Over recent years, we’ve been inceasingly amazed by technology that provides us with easier ways of accomplishing many things. Doing business, shopping, researching, holding meetings, dating and keeping in touch with our distant friends can now all be done electronically.
Elearning is one of these technological advances that allows us to learn anywhere anytime. Elearning institutions afford us professional instructors and comprehensive online courses over the Internet and can be taken up by using a single computer. These new learning opportunities were brought in by thoughtful people committed in making life easier.
However, there are people who are critical of elearning in the perspective of education. The idea that young people should learn to be responsible for their own education contradicts the philosophy that an uneducated person can’t educate himself without the assistance of another person who’s already educated.
This point has been answered by elearning sectors by providing web-conferencing programs and hybrid elearning to allow human interactions, making it not exclusively electronic. Some elearning courses require students to visit campuses and classrooms and intermingle with people.
Critics also state that elearning shouldn’t be viewed focusing on the “e” or technology alone, but also on what follows the “e” – the learning. “How do we learn?” is a basic question on which elearning should work.
We learn in different ways differently.
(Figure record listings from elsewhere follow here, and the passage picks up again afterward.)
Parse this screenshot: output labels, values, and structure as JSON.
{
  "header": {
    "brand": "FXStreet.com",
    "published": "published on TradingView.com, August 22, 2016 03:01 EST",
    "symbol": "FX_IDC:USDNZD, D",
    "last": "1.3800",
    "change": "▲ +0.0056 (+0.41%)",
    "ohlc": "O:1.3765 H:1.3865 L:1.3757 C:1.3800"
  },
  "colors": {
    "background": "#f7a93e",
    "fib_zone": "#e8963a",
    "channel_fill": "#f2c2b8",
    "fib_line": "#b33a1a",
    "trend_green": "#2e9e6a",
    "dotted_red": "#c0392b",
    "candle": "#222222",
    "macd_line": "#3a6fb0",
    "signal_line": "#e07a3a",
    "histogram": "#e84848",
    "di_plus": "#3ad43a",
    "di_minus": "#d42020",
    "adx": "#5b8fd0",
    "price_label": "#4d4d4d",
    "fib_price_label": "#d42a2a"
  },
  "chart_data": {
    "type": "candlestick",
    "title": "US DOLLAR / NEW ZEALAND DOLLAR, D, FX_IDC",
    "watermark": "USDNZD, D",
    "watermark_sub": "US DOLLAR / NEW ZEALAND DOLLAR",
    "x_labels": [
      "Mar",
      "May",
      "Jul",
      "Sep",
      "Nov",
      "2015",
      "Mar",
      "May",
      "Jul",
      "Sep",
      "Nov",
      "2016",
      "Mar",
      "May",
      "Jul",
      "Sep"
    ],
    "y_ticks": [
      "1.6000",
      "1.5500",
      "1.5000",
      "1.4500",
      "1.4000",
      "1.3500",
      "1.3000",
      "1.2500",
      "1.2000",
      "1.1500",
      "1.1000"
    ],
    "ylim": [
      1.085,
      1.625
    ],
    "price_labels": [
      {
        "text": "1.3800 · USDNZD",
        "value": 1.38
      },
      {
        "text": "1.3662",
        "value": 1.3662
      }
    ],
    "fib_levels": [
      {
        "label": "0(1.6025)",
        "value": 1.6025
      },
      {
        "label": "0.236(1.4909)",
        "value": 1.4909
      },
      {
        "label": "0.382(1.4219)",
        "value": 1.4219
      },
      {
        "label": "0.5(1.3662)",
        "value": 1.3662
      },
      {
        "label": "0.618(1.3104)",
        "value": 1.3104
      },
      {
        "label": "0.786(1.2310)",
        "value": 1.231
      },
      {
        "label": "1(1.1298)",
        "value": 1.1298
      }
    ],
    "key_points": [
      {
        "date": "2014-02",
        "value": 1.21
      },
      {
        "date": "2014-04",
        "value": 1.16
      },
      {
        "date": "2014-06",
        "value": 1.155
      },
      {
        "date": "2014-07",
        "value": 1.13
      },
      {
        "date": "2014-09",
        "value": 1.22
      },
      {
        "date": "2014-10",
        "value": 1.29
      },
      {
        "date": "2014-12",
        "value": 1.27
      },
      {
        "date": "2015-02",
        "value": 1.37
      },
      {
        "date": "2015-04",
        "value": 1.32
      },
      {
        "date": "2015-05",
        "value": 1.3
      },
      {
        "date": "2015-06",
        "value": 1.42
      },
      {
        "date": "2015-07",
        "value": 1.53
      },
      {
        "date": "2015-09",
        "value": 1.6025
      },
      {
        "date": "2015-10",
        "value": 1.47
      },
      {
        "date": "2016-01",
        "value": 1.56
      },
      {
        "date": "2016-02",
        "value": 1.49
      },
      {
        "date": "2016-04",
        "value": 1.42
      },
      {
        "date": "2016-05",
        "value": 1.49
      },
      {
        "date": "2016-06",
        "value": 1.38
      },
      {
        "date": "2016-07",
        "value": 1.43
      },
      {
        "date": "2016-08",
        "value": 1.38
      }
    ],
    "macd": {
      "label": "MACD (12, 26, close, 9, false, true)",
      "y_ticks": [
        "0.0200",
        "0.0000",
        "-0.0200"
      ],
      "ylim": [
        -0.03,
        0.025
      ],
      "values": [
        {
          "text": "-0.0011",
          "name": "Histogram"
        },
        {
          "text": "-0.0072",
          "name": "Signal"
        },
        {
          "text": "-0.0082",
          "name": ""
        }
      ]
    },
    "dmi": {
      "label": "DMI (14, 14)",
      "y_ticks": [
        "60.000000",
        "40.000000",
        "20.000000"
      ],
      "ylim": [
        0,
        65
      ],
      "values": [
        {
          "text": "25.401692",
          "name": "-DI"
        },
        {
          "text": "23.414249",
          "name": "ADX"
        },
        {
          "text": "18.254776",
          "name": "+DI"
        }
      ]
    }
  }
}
Thus, it requires different sorts of schooling. Elearning provides us multiple learning styles and paths.
All learning is social. We learn by conversing with others. This led elearning to focus more on discussions, forums, and virtual conferences, enhancing our thinking skills.
On the side of elearning, it has been pointed out that learning starts with the learner, not the teacher. The strongest motivation comes from the call of our innate curiosity. Learning need not take place in classrooms. Courses need not last an hour. Elearning gives us this freedom and unrestricted time.
Critical analyses clarify both the negative and positive sides of elearning. They make way for the enhancement of its underlying value and the needed improvement of its goals.